On Not Knowing

Ruminations on Applied Mechanics’ beginnings, by Becky Wright


Applied Mechanics staged its first show—an immersive adaptation of the Selkie myth—in my apartment on Cedar Avenue in 2009.  We performed it three times in one night, on Valentine’s Day.  We did not have our name yet.  Here are some snapshots I remember from that process: 

  • Standing with John Jarboe, who had just moved to town from Michigan and Jess Hurley, who was—incredibly—my intern at InterAct at the time, in my living room and saying, “We have to make up a dance.  How should we do it?”  The doorbell rang and I went downstairs.  When I returned, they had made up a dance. 
  • Needing to invent a convention for “time passing” and, at Justin Jain’s recommendation (he was playing the fisherman) everyone spread out to different rooms of the apartment to brainstorm some physical proposals.  I remember walking from room to room as people worked, the thrill of seeing the idea come to life. 
  • Returning to the apartment after doing some show-related errands on the day of the show (I had a stick shift Nissan Sentra at the time, so couldn’t really delegate any errand-running because nobody else drove stick—and of course there weren’t really any extra hands to run errands for us anyway) and seeing Maria out front of the house, with big strips of white fabric laid out on the concrete, painting houses on them with fluorescent ink.  “For the village scene,” she said.  

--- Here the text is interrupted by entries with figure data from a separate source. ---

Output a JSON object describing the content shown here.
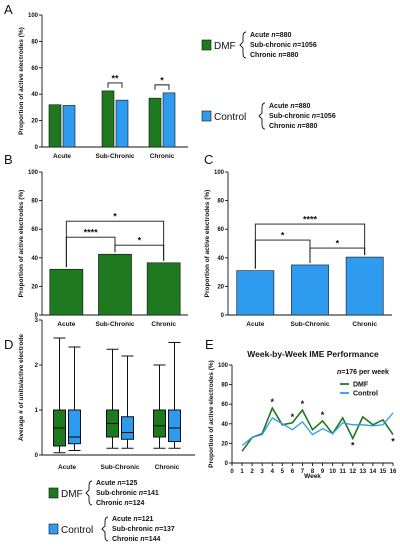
{
  "colors": {
    "dmf": "#1f7a1f",
    "control": "#2e9bef",
    "axis": "#111111"
  },
  "legend_top": {
    "dmf_label": "DMF",
    "control_label": "Control",
    "dmf_counts": [
      "Acute n=880",
      "Sub-chronic n=1056",
      "Chronic n=880"
    ],
    "control_counts": [
      "Acute n=880",
      "Sub-chronic n=1056",
      "Chronic n=880"
    ]
  },
  "legend_bottom": {
    "dmf_label": "DMF",
    "control_label": "Control",
    "dmf_counts": [
      "Acute n=125",
      "Sub-chronic n=141",
      "Chronic n=124"
    ],
    "control_counts": [
      "Acute n=121",
      "Sub-chronic n=137",
      "Chronic n=144"
    ]
  },
  "panels": {
    "a": "A",
    "b": "B",
    "c": "C",
    "d": "D",
    "e": "E"
  },
  "chart_data": [
    {
      "panel": "A",
      "type": "bar",
      "categories": [
        "Acute",
        "Sub-Chronic",
        "Chronic"
      ],
      "series": [
        {
          "name": "DMF",
          "values": [
            32,
            42.5,
            37
          ]
        },
        {
          "name": "Control",
          "values": [
            31.5,
            35.5,
            41
          ]
        }
      ],
      "ylabel": "Proportion of active electrodes (%)",
      "ylim": [
        0,
        100
      ],
      "yticks": [
        0,
        20,
        40,
        60,
        80,
        100
      ],
      "annotations": [
        {
          "category": "Sub-Chronic",
          "text": "**"
        },
        {
          "category": "Chronic",
          "text": "*"
        }
      ]
    },
    {
      "panel": "B",
      "type": "bar",
      "categories": [
        "Acute",
        "Sub-Chronic",
        "Chronic"
      ],
      "values": [
        32,
        42.5,
        36.5
      ],
      "ylabel": "Proportion of active electrodes (%)",
      "ylim": [
        0,
        100
      ],
      "yticks": [
        0,
        20,
        40,
        60,
        80,
        100
      ],
      "annotations": [
        {
          "from": "Acute",
          "to": "Sub-Chronic",
          "text": "****"
        },
        {
          "from": "Sub-Chronic",
          "to": "Chronic",
          "text": "*"
        },
        {
          "from": "Acute",
          "to": "Chronic",
          "text": "*"
        }
      ]
    },
    {
      "panel": "C",
      "type": "bar",
      "categories": [
        "Acute",
        "Sub-Chronic",
        "Chronic"
      ],
      "values": [
        31,
        35,
        40.5
      ],
      "ylabel": "Proportion of active electrodes (%)",
      "ylim": [
        0,
        100
      ],
      "yticks": [
        0,
        20,
        40,
        60,
        80,
        100
      ],
      "annotations": [
        {
          "from": "Acute",
          "to": "Sub-Chronic",
          "text": "*"
        },
        {
          "from": "Sub-Chronic",
          "to": "Chronic",
          "text": "*"
        },
        {
          "from": "Acute",
          "to": "Chronic",
          "text": "****"
        }
      ]
    },
    {
      "panel": "D",
      "type": "box",
      "categories": [
        "Acute",
        "Sub-Chronic",
        "Chronic"
      ],
      "series": [
        {
          "name": "DMF",
          "boxes": [
            {
              "min": 0.05,
              "q1": 0.2,
              "median": 0.6,
              "q3": 1.0,
              "max": 2.6
            },
            {
              "min": 0.15,
              "q1": 0.4,
              "median": 0.7,
              "q3": 1.0,
              "max": 2.35
            },
            {
              "min": 0.15,
              "q1": 0.4,
              "median": 0.65,
              "q3": 1.0,
              "max": 2.0
            }
          ]
        },
        {
          "name": "Control",
          "boxes": [
            {
              "min": 0.1,
              "q1": 0.25,
              "median": 0.4,
              "q3": 1.0,
              "max": 2.4
            },
            {
              "min": 0.15,
              "q1": 0.35,
              "median": 0.5,
              "q3": 0.85,
              "max": 2.2
            },
            {
              "min": 0.15,
              "q1": 0.3,
              "median": 0.6,
              "q3": 1.0,
              "max": 2.5
            }
          ]
        }
      ],
      "ylabel": "Average # of units/active electrode",
      "ylim": [
        0,
        3
      ],
      "yticks": [
        0,
        1,
        2,
        3
      ]
    },
    {
      "panel": "E",
      "type": "line",
      "title": "Week-by-Week IME Performance",
      "note": "n=176 per week",
      "x": [
        1,
        2,
        3,
        4,
        5,
        6,
        7,
        8,
        9,
        10,
        11,
        12,
        13,
        14,
        15,
        16
      ],
      "series": [
        {
          "name": "DMF",
          "values": [
            12,
            26,
            30,
            56,
            39,
            41,
            54,
            34,
            43,
            30,
            46,
            25,
            47,
            39,
            44,
            29
          ]
        },
        {
          "name": "Control",
          "values": [
            18,
            26,
            29,
            46,
            40,
            34,
            42,
            29,
            35,
            30,
            41,
            39,
            39,
            38,
            39,
            51
          ]
        }
      ],
      "xlabel": "Week",
      "ylabel": "Proportion of active electrodes (%)",
      "ylim": [
        0,
        100
      ],
      "yticks": [
        0,
        20,
        40,
        60,
        80,
        100
      ],
      "xticks": [
        0,
        1,
        2,
        3,
        4,
        5,
        6,
        7,
        8,
        9,
        10,
        11,
        12,
        13,
        14,
        15,
        16
      ],
      "annotations": [
        {
          "x": 4,
          "text": "*"
        },
        {
          "x": 6,
          "text": "*"
        },
        {
          "x": 7,
          "text": "*"
        },
        {
          "x": 9,
          "text": "*"
        },
        {
          "x": 12,
          "text": "*"
        },
        {
          "x": 16,
          "text": "*"
        }
      ]
    }
  ]
}
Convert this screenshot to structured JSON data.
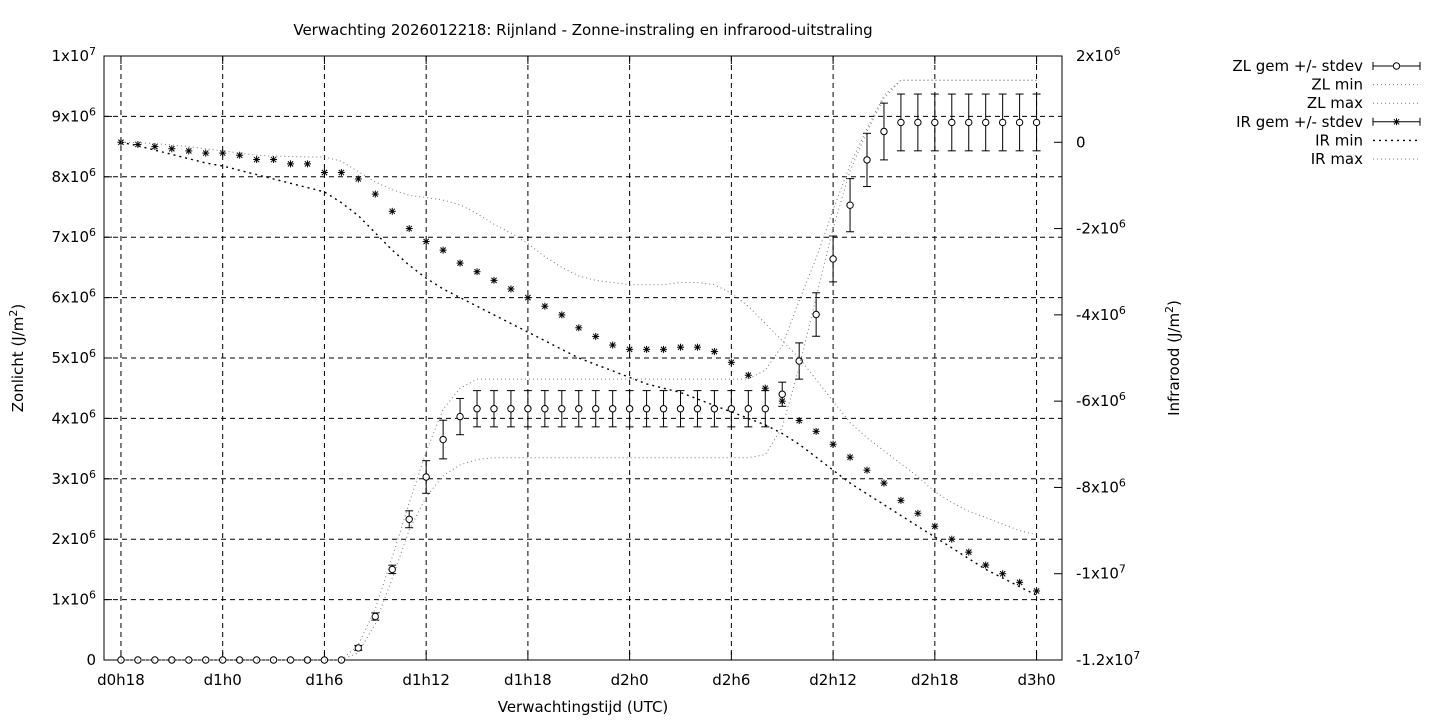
{
  "chart_data": {
    "type": "line",
    "title": "Verwachting 2026012218: Rijnland - Zonne-instraling en infrarood-uitstraling",
    "xlabel": "Verwachtingstijd (UTC)",
    "ylabel_left_base": "Zonlicht (J/m",
    "ylabel_left_sup": "2",
    "ylabel_left_end": ")",
    "ylabel_right_base": "Infrarood (J/m",
    "ylabel_right_sup": "2",
    "ylabel_right_end": ")",
    "x_unit": "hours since d0h18",
    "xlim": [
      -1,
      55.5
    ],
    "ylim_left": [
      0,
      10000000
    ],
    "ylim_right": [
      -12000000,
      2000000
    ],
    "grid": true,
    "legend_position": "outside-top-right",
    "x_ticks": [
      {
        "x": 0,
        "label": "d0h18"
      },
      {
        "x": 6,
        "label": "d1h0"
      },
      {
        "x": 12,
        "label": "d1h6"
      },
      {
        "x": 18,
        "label": "d1h12"
      },
      {
        "x": 24,
        "label": "d1h18"
      },
      {
        "x": 30,
        "label": "d2h0"
      },
      {
        "x": 36,
        "label": "d2h6"
      },
      {
        "x": 42,
        "label": "d2h12"
      },
      {
        "x": 48,
        "label": "d2h18"
      },
      {
        "x": 54,
        "label": "d3h0"
      }
    ],
    "y_ticks_left": [
      {
        "v": 0,
        "base": "0",
        "exp": ""
      },
      {
        "v": 1000000,
        "base": "1x10",
        "exp": "6"
      },
      {
        "v": 2000000,
        "base": "2x10",
        "exp": "6"
      },
      {
        "v": 3000000,
        "base": "3x10",
        "exp": "6"
      },
      {
        "v": 4000000,
        "base": "4x10",
        "exp": "6"
      },
      {
        "v": 5000000,
        "base": "5x10",
        "exp": "6"
      },
      {
        "v": 6000000,
        "base": "6x10",
        "exp": "6"
      },
      {
        "v": 7000000,
        "base": "7x10",
        "exp": "6"
      },
      {
        "v": 8000000,
        "base": "8x10",
        "exp": "6"
      },
      {
        "v": 9000000,
        "base": "9x10",
        "exp": "6"
      },
      {
        "v": 10000000,
        "base": "1x10",
        "exp": "7"
      }
    ],
    "y_ticks_right": [
      {
        "v": 2000000,
        "base": "2x10",
        "exp": "6"
      },
      {
        "v": 0,
        "base": "0",
        "exp": ""
      },
      {
        "v": -2000000,
        "base": "-2x10",
        "exp": "6"
      },
      {
        "v": -4000000,
        "base": "-4x10",
        "exp": "6"
      },
      {
        "v": -6000000,
        "base": "-6x10",
        "exp": "6"
      },
      {
        "v": -8000000,
        "base": "-8x10",
        "exp": "6"
      },
      {
        "v": -10000000,
        "base": "-1x10",
        "exp": "7"
      },
      {
        "v": -12000000,
        "base": "-1.2x10",
        "exp": "7"
      }
    ],
    "x": [
      0,
      1,
      2,
      3,
      4,
      5,
      6,
      7,
      8,
      9,
      10,
      11,
      12,
      13,
      14,
      15,
      16,
      17,
      18,
      19,
      20,
      21,
      22,
      23,
      24,
      25,
      26,
      27,
      28,
      29,
      30,
      31,
      32,
      33,
      34,
      35,
      36,
      37,
      38,
      39,
      40,
      41,
      42,
      43,
      44,
      45,
      46,
      47,
      48,
      49,
      50,
      51,
      52,
      53,
      54
    ],
    "series": [
      {
        "name": "ZL gem +/- stdev",
        "axis": "left",
        "marker": "circle",
        "mean": [
          0,
          0,
          0,
          0,
          0,
          0,
          0,
          0,
          0,
          0,
          0,
          0,
          0,
          0,
          200000,
          720000,
          1500000,
          2330000,
          3030000,
          3650000,
          4030000,
          4160000,
          4160000,
          4160000,
          4160000,
          4160000,
          4160000,
          4160000,
          4160000,
          4160000,
          4160000,
          4160000,
          4160000,
          4160000,
          4160000,
          4160000,
          4160000,
          4160000,
          4160000,
          4400000,
          4950000,
          5720000,
          6640000,
          7530000,
          8280000,
          8750000,
          8900000,
          8900000,
          8900000,
          8900000,
          8900000,
          8900000,
          8900000,
          8900000,
          8900000
        ],
        "stdev": [
          0,
          0,
          0,
          0,
          0,
          0,
          0,
          0,
          0,
          0,
          0,
          0,
          0,
          0,
          40000,
          60000,
          70000,
          140000,
          270000,
          320000,
          300000,
          300000,
          300000,
          300000,
          300000,
          300000,
          300000,
          300000,
          300000,
          300000,
          300000,
          300000,
          300000,
          300000,
          300000,
          300000,
          300000,
          300000,
          300000,
          200000,
          300000,
          360000,
          380000,
          440000,
          440000,
          470000,
          470000,
          470000,
          470000,
          470000,
          470000,
          470000,
          470000,
          470000,
          470000
        ]
      },
      {
        "name": "ZL min",
        "axis": "left",
        "style": "dotted",
        "values": [
          0,
          0,
          0,
          0,
          0,
          0,
          0,
          0,
          0,
          0,
          0,
          0,
          0,
          0,
          120000,
          600000,
          1350000,
          2150000,
          2700000,
          3050000,
          3230000,
          3320000,
          3350000,
          3350000,
          3350000,
          3350000,
          3350000,
          3350000,
          3350000,
          3350000,
          3350000,
          3350000,
          3350000,
          3350000,
          3350000,
          3350000,
          3350000,
          3350000,
          3400000,
          3850000,
          4850000,
          6000000,
          7150000,
          8100000,
          8750000,
          9300000,
          9600000,
          9600000,
          9600000,
          9600000,
          9600000,
          9600000,
          9600000,
          9600000,
          9600000
        ]
      },
      {
        "name": "ZL max",
        "axis": "left",
        "style": "dotted",
        "values": [
          0,
          0,
          0,
          0,
          0,
          0,
          0,
          0,
          0,
          0,
          0,
          0,
          0,
          0,
          250000,
          850000,
          1700000,
          2600000,
          3450000,
          4150000,
          4500000,
          4650000,
          4650000,
          4650000,
          4650000,
          4650000,
          4650000,
          4650000,
          4650000,
          4650000,
          4650000,
          4650000,
          4650000,
          4650000,
          4650000,
          4650000,
          4650000,
          4650000,
          4800000,
          5200000,
          5950000,
          6650000,
          7450000,
          8200000,
          8800000,
          9350000,
          9600000,
          9600000,
          9600000,
          9600000,
          9600000,
          9600000,
          9600000,
          9600000,
          9600000
        ]
      },
      {
        "name": "IR gem +/- stdev",
        "axis": "right",
        "marker": "star",
        "mean": [
          0,
          -50000,
          -100000,
          -150000,
          -200000,
          -250000,
          -250000,
          -300000,
          -400000,
          -400000,
          -500000,
          -500000,
          -700000,
          -700000,
          -850000,
          -1200000,
          -1600000,
          -2000000,
          -2300000,
          -2500000,
          -2800000,
          -3000000,
          -3200000,
          -3400000,
          -3600000,
          -3800000,
          -4000000,
          -4300000,
          -4500000,
          -4700000,
          -4800000,
          -4800000,
          -4800000,
          -4750000,
          -4750000,
          -4850000,
          -5100000,
          -5400000,
          -5700000,
          -6000000,
          -6450000,
          -6700000,
          -7000000,
          -7300000,
          -7600000,
          -7900000,
          -8300000,
          -8600000,
          -8900000,
          -9200000,
          -9500000,
          -9800000,
          -10000000,
          -10200000,
          -10400000
        ]
      },
      {
        "name": "IR min",
        "axis": "right",
        "style": "dotted",
        "values": [
          0,
          -80000,
          -180000,
          -280000,
          -380000,
          -480000,
          -550000,
          -650000,
          -750000,
          -850000,
          -950000,
          -1050000,
          -1150000,
          -1400000,
          -1700000,
          -2100000,
          -2500000,
          -2850000,
          -3150000,
          -3400000,
          -3600000,
          -3800000,
          -4000000,
          -4200000,
          -4400000,
          -4600000,
          -4800000,
          -5000000,
          -5150000,
          -5300000,
          -5450000,
          -5600000,
          -5700000,
          -5800000,
          -5950000,
          -6100000,
          -6250000,
          -6400000,
          -6550000,
          -6750000,
          -7000000,
          -7300000,
          -7600000,
          -7900000,
          -8150000,
          -8400000,
          -8650000,
          -8900000,
          -9150000,
          -9400000,
          -9650000,
          -9900000,
          -10100000,
          -10300000,
          -10500000
        ]
      },
      {
        "name": "IR max",
        "axis": "right",
        "style": "dotted",
        "values": [
          0,
          -10000,
          -30000,
          -60000,
          -100000,
          -150000,
          -200000,
          -250000,
          -300000,
          -320000,
          -330000,
          -340000,
          -340000,
          -440000,
          -680000,
          -920000,
          -1100000,
          -1230000,
          -1280000,
          -1340000,
          -1450000,
          -1650000,
          -1900000,
          -2100000,
          -2350000,
          -2650000,
          -2900000,
          -3100000,
          -3200000,
          -3250000,
          -3300000,
          -3300000,
          -3300000,
          -3250000,
          -3250000,
          -3300000,
          -3500000,
          -3800000,
          -4200000,
          -4600000,
          -5000000,
          -5500000,
          -6000000,
          -6500000,
          -6850000,
          -7150000,
          -7450000,
          -7750000,
          -8100000,
          -8350000,
          -8550000,
          -8700000,
          -8850000,
          -9000000,
          -9100000
        ]
      }
    ],
    "legend": [
      {
        "label": "ZL gem +/- stdev",
        "kind": "errorbar",
        "marker": "circle"
      },
      {
        "label": "ZL min",
        "kind": "line",
        "style": "fine-dot"
      },
      {
        "label": "ZL max",
        "kind": "line",
        "style": "fine-dot"
      },
      {
        "label": "IR gem +/- stdev",
        "kind": "errorbar",
        "marker": "star"
      },
      {
        "label": "IR min",
        "kind": "line",
        "style": "coarse-dot"
      },
      {
        "label": "IR max",
        "kind": "line",
        "style": "fine-dot"
      }
    ]
  }
}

Later that day, we hung the paintings over the kitchen cabinets.  Sometime between hot-gluing the last set piece in place and watching from the porch as the first audience member approached the building, we wondered quietly if anyone would come.  

(They did.  And the highest praise we got was from one of Catharine Slusar’s daughters, who, reportedly, woke up the next morning and said, “Was it a dream?”)

I think about that process now with great fondness and something like bemusement.  I both can’t believe we really went through with making that show—we had no idea what we were doing!—and marvel at how many seeds were planted then that have blossomed into mainstays of our artistic practice.  From company meals to group decision making, from physical prompts to collective vision, we have spent the last ten years practicing and finessing some of those early inklings until they have become second nature, sharp tools, dearly held traditions.  

Last month, we got a bunch of artists together to begin workshops on the earliest seedlings of ideas for a new piece.  With the trilogy that culminated in THIS IS ON RECORD behind us, we are in that rare and exciting open space of starting from scratch with a brand new exploration.  We think we are exploring themes of ascendant generations, fables and fairytales, anti-dystopias, caretakers, and speculative futures.  But who knows what it will become? In the five sessions we spent working with a rotating roster of artists (including the return of OG App Mechs superstar Justin Jain) our minds were continually blown, and we left the workshop buzzing and questioning.  What an incredible gift, to be pulled forward by wonder, connection, and sincere curiosity, into the next stage of work. 

We really did not set out to start a theater company when we made SELKIE.  There was an experiment Maria and I wanted to do, rooted in some of our frustrations and quandaries about the medium, as well as some of the shared eccentricities of our aesthetics.  And then it worked.  And so we wanted to do it again. And some of the same people wanted to come back and do it with us. There is so much more I could say about this, of course, and about the years in between.  And Maria and I have sometimes remarked to each other that some of what fueled those first shows was the power of having a jogging buddy: I was showing up for her, and she was showing up for me. But then, that’s kind of the bedrock of the collaborative form, isn’t it?  We really didn’t know how that first show was going to turn out. Not just whether it would be good or not, but what it would be like at all and how we were going to get there.  While we’ve honed some tricks and systems for embarking on the journey, miraculously, thankfully, wonderfully, we really don’t know how this next one is going to turn out either. So here’s something I’m thinking about these days, one of the many lessons I’ve learned from my time with Applied Mechanics, and one that, on a good day, feels like it has the potential to be positively transferable to this moment we’re living in, to other parts of life: Sometimes you have to do what you think is right with people you believe in and trust that something good will come of it.  Sometimes that’s the best you can do.  Sometimes doing that changes everything.